Tiba-tiba saja, Arion mual bila ingat dengan semua fakta tersebut. Ingin menolak, tapi dia tak mau dicap sebagai anak durhaka. Nasib baik yang tak selamanya baik, menurut Arion. Pemuda itu kembali menyuap sarapan saat ponselnya berdering. Siapa gerangan yang meneleponnya di pagi ini? Tidak cukupkah penderitaannya setelah kemarin lusa menemani sang mama berbelanja dengan wajah memar? Dia ingin menikmati awal pekan pertamanya di Jakarta dengan tenang dan rehat sejenak dari membaca rekomendasi profil café yang dikirimi sang papa sejak setibanya dia di Jakarta.

Arion menyeret langkahnya ke ruang TV untuk mengambil ponsel lalu melihat nomor yang tertera. Asing. Dia menautkan alis sembari menelan cepat kunyahannya, menggeser tombol ke atas kemudian terdengar suara seorang pria di ujung.

"Selamat pagi."

"Iya, selamat pagi?" Arion duduk di sofa terdekat.

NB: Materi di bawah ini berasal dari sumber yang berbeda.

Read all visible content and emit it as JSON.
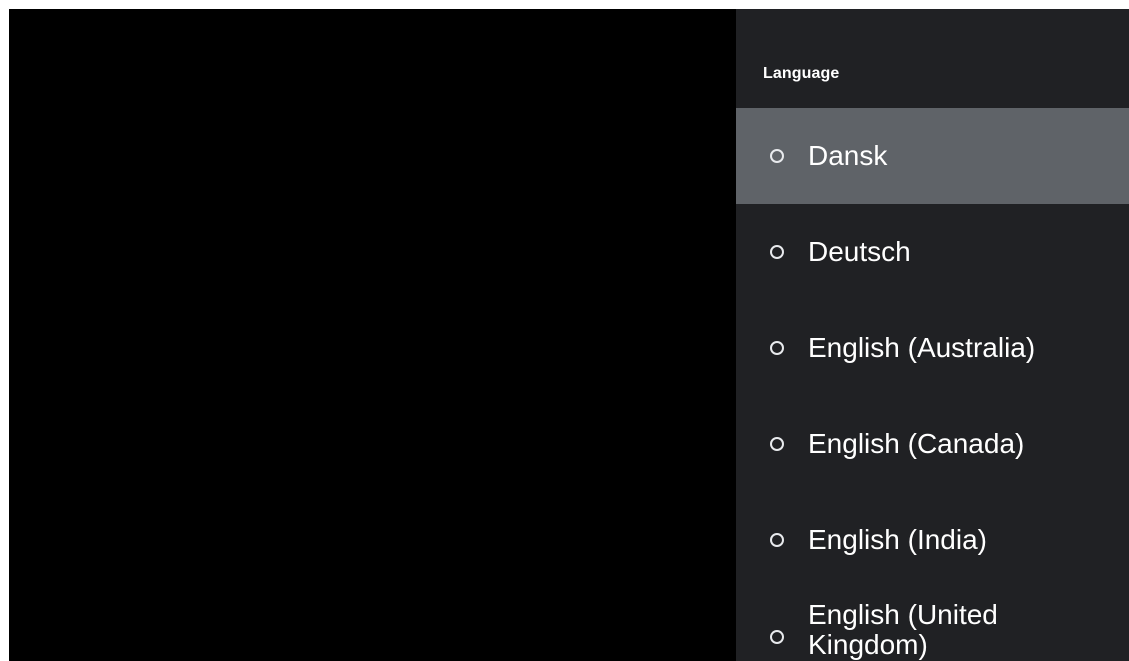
{
  "panel": {
    "title": "Language",
    "items": [
      {
        "label": "Dansk",
        "selected": false,
        "focused": true
      },
      {
        "label": "Deutsch",
        "selected": false,
        "focused": false
      },
      {
        "label": "English (Australia)",
        "selected": false,
        "focused": false
      },
      {
        "label": "English (Canada)",
        "selected": false,
        "focused": false
      },
      {
        "label": "English (India)",
        "selected": false,
        "focused": false
      },
      {
        "label": "English (United Kingdom)",
        "selected": false,
        "focused": false
      }
    ]
  },
  "colors": {
    "background": "#000000",
    "panel": "#202124",
    "focus_highlight": "#5f6368",
    "text": "#ffffff"
  }
}
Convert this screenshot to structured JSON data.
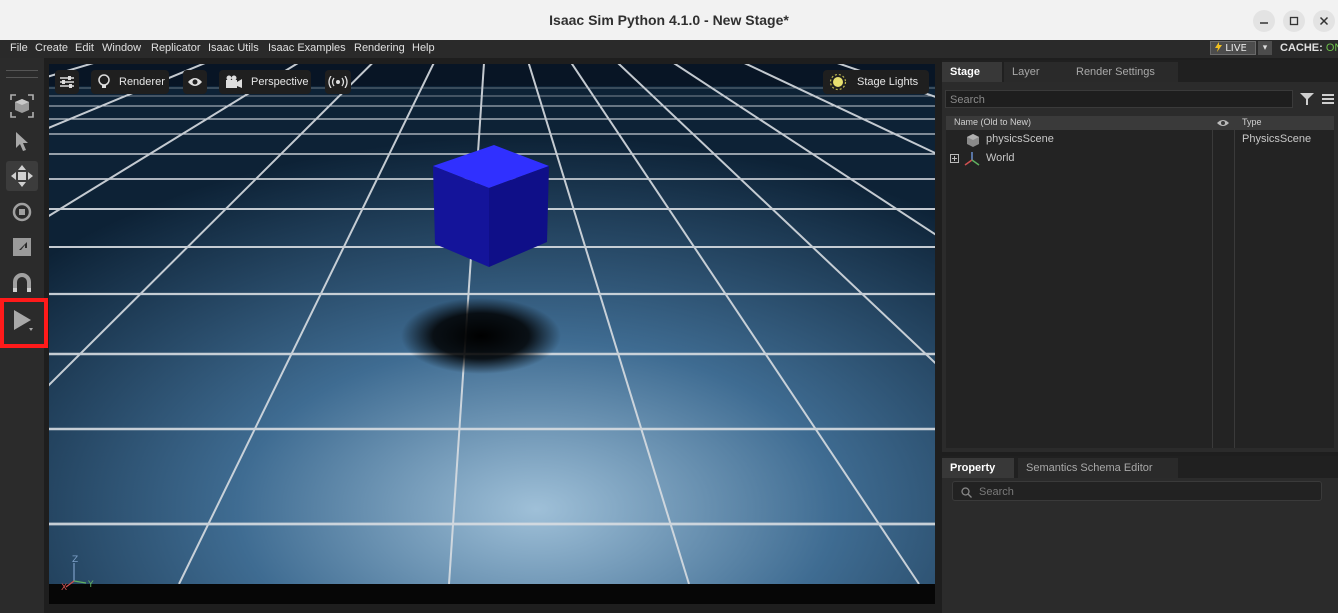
{
  "window": {
    "title": "Isaac Sim Python 4.1.0 - New Stage*"
  },
  "menu": [
    "File",
    "Create",
    "Edit",
    "Window",
    "Replicator",
    "Isaac Utils",
    "Isaac Examples",
    "Rendering",
    "Help"
  ],
  "status": {
    "live_label": "LIVE",
    "cache_label": "CACHE:",
    "cache_value": "ON"
  },
  "viewport": {
    "renderer_label": "Renderer",
    "camera_label": "Perspective",
    "lights_label": "Stage Lights",
    "axis_z": "Z",
    "axis_x": "X",
    "axis_y": "Y"
  },
  "stage": {
    "tabs": [
      "Stage",
      "Layer",
      "Render Settings"
    ],
    "search_placeholder": "Search",
    "col_name": "Name (Old to New)",
    "col_type": "Type",
    "items": [
      {
        "name": "physicsScene",
        "type": "PhysicsScene"
      },
      {
        "name": "World",
        "type": ""
      }
    ]
  },
  "property": {
    "tabs": [
      "Property",
      "Semantics Schema Editor"
    ],
    "search_placeholder": "Search"
  },
  "colors": {
    "highlight": "#ff1a1a",
    "accent_green": "#6cc04a",
    "cube": "#1a1ae0"
  }
}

"Maaf mengganggu waktunya, apa benar dengan Pak Arion Parviz?" Suara penelepon tersebut terdengar sangat sopan dan berhati-hati.

"Betul, saya sendiri."

"Saya Handoko, pegawai di Kabar Kopi."

"Kabar Kopi?" Arion bergumam.

"Iya, salah satu café milik Parviz Culinary. Saya mendapat kabar dari kantor pusat kalau Pak Arion akan datang ke café kami hari ini dan mereka menyarankan saya untuk menghubungi Pak Arion."

Arion mengelola informasi tersebut secepat kilat dan dia paham sekarang. "Ini pasti ulah papa!" gerutunya sembari menjauhkan sejenak ponsel dari mulut. Dia berdeham dan melanjutkan. "Iya Pak, benar."

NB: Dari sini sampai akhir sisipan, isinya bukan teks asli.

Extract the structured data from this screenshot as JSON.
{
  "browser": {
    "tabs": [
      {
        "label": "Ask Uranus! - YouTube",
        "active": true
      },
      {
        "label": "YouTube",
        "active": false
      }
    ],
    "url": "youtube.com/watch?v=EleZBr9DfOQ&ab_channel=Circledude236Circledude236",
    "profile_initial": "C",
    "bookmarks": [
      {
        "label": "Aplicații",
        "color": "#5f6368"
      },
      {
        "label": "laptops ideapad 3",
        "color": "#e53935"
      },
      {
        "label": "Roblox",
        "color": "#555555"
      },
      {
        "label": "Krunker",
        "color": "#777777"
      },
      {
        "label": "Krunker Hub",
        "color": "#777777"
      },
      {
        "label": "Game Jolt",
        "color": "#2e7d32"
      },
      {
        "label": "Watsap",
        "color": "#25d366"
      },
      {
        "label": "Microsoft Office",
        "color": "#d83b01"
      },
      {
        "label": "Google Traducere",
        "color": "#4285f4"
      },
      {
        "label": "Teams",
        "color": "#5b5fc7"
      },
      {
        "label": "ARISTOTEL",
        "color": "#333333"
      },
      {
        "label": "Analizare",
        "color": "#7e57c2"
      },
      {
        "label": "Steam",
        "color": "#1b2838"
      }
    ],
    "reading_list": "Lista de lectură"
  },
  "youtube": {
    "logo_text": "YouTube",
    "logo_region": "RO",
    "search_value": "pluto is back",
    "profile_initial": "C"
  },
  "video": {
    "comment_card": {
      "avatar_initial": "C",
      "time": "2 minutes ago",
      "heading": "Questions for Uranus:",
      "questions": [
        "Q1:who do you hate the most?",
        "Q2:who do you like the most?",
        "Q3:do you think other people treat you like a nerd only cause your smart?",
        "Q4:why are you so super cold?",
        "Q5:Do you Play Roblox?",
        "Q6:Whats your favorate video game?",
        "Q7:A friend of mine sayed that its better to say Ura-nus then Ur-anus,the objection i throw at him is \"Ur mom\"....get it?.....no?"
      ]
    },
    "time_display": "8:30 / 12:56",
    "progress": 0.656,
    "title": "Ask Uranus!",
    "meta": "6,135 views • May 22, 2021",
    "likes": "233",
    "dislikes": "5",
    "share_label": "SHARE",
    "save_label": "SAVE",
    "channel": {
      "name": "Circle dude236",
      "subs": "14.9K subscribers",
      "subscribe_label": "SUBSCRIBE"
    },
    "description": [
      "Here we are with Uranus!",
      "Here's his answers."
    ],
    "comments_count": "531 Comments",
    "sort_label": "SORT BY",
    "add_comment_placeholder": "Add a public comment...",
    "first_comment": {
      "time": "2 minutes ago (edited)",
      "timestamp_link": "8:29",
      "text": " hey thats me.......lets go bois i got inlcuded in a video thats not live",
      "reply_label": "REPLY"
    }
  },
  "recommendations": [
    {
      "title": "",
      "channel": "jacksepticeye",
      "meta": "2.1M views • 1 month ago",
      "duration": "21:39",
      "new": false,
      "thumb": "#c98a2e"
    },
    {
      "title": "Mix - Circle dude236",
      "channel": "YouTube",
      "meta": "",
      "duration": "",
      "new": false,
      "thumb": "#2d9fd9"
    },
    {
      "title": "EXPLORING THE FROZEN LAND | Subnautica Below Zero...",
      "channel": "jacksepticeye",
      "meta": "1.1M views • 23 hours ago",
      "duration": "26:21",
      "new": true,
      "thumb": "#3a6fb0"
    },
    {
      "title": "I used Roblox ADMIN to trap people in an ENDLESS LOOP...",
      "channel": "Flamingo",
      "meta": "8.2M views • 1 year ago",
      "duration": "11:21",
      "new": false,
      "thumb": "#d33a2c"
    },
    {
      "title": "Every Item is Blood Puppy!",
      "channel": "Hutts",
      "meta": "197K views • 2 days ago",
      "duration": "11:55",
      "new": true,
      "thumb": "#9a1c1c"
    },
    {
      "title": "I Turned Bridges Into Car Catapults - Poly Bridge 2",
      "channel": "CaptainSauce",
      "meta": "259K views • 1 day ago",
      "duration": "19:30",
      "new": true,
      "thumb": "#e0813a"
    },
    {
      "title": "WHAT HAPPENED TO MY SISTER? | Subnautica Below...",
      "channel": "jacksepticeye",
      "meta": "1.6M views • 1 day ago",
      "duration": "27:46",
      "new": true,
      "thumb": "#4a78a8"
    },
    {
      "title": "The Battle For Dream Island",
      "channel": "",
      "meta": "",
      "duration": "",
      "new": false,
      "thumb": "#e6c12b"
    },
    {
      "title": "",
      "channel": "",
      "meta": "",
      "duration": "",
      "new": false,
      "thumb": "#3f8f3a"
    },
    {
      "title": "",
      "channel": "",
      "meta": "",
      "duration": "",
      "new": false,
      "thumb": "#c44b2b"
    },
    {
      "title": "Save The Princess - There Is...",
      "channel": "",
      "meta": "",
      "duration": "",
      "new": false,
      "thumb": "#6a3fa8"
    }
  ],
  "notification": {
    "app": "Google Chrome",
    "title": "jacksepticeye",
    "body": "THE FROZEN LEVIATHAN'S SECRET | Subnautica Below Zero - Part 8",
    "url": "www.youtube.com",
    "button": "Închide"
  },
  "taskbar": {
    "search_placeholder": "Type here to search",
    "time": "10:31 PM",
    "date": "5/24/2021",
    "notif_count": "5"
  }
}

"Saya dengar juga, kalau Pak Arion akan bekerja membimbing kami di sini sebagai manajer café?"

"Manajer café?" Lagi-lagi dahi Arion berkerut atas informasi yang sama sekali baru baginya. "Benar-benar papa! Seenaknya sendiri." Gerutunya lagi.

"Kenapa Pak?"

"Ng... nggak Pak. Ehm, maksud saya, iya." Mau tak mau Arion sementara menyiyakan keputusan sepihak itu.

Suara Pak Handoko yang semula berhati-hati, kini terdengar lega. "Mungkin bisa diberitahu apa saja yang harus saya siapkan untuk kunjungan dan tinjauan Pak Arion hari ini ke café?"

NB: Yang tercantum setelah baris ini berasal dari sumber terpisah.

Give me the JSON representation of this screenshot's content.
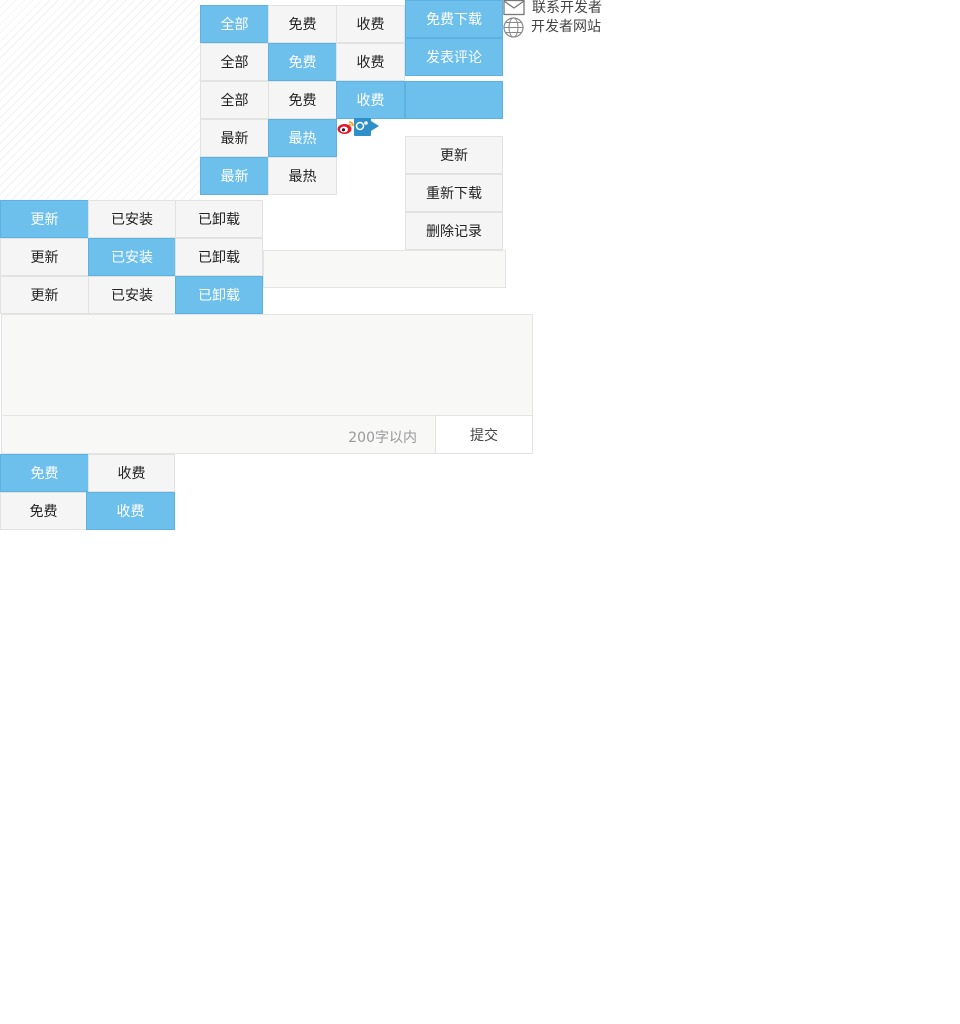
{
  "filter_all": {
    "rows": [
      {
        "all": "全部",
        "free": "免费",
        "paid": "收费",
        "active": "all"
      },
      {
        "all": "全部",
        "free": "免费",
        "paid": "收费",
        "active": "free"
      },
      {
        "all": "全部",
        "free": "免费",
        "paid": "收费",
        "active": "paid"
      }
    ]
  },
  "sort_tabs": {
    "rows": [
      {
        "newest": "最新",
        "hottest": "最热",
        "active": "hottest"
      },
      {
        "newest": "最新",
        "hottest": "最热",
        "active": "newest"
      }
    ]
  },
  "actions": {
    "download": "免费下载",
    "comment": "发表评论",
    "blank": ""
  },
  "developer": {
    "contact": "联系开发者",
    "website": "开发者网站"
  },
  "record_menu": {
    "update": "更新",
    "redownload": "重新下载",
    "delete": "删除记录"
  },
  "install_tabs": {
    "rows": [
      {
        "update": "更新",
        "installed": "已安装",
        "uninstalled": "已卸载",
        "active": "update"
      },
      {
        "update": "更新",
        "installed": "已安装",
        "uninstalled": "已卸载",
        "active": "installed"
      },
      {
        "update": "更新",
        "installed": "已安装",
        "uninstalled": "已卸载",
        "active": "uninstalled"
      }
    ]
  },
  "comment_box": {
    "value": "",
    "hint": "200字以内",
    "submit": "提交"
  },
  "price_tabs": {
    "rows": [
      {
        "free": "免费",
        "paid": "收费",
        "active": "free"
      },
      {
        "free": "免费",
        "paid": "收费",
        "active": "paid"
      }
    ]
  },
  "share": {
    "icons": [
      "weibo-icon",
      "tencent-weibo-icon"
    ]
  },
  "colors": {
    "accent": "#6dbfec",
    "button_bg": "#f4f5f4",
    "border": "#e1e3e1"
  }
}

Arion tak bisa berpikir. Tak ada hal terlintas di benaknya mengenai info yang baru saja dia terima. Menjadi manajer café di Kabar Kopi? Bagaimana bisa sang papa memutuskan hal tersebut tanpa merundingkannya terlebih dahulu dengan Arion? Meski dia pernah berkarir di perusahaan bisnis, tapi menjadi manajer café adalah pekerjaan baru baginya. Maksud Arion menjadi karyawan di salah satu café adalah benar-benar menjadi karyawan. Tidak memegang jabatan apalagi manajer. Juga satu hal, dia ingin sekali identitasnya disembunyikan dari para rekan kerja. Bukannya malah diberitahu secara resmi oleh kantor pusat, sampai-sampai membuat karyawan di café harus menghubunginya.

"Pak Arion, apakah masih tersambung?" suara Pak Handoko dari seberang menyadarkan pikiran Arion.

Arion menghela napas panjang. "Iya, Pak. Saya masih di sini." Pemuda itu memijat pelipisnya dan berpikir sejenak. Dia mencoba mengingat, apakah sang papa sudah mengirimkan profil tentang Kabar Kopi di balik tumpukan file dalam surelnya? "Bapak tidak keberatan kalau menunggu sebentar? Saya akan mengecek sesuatu terlebih dahulu."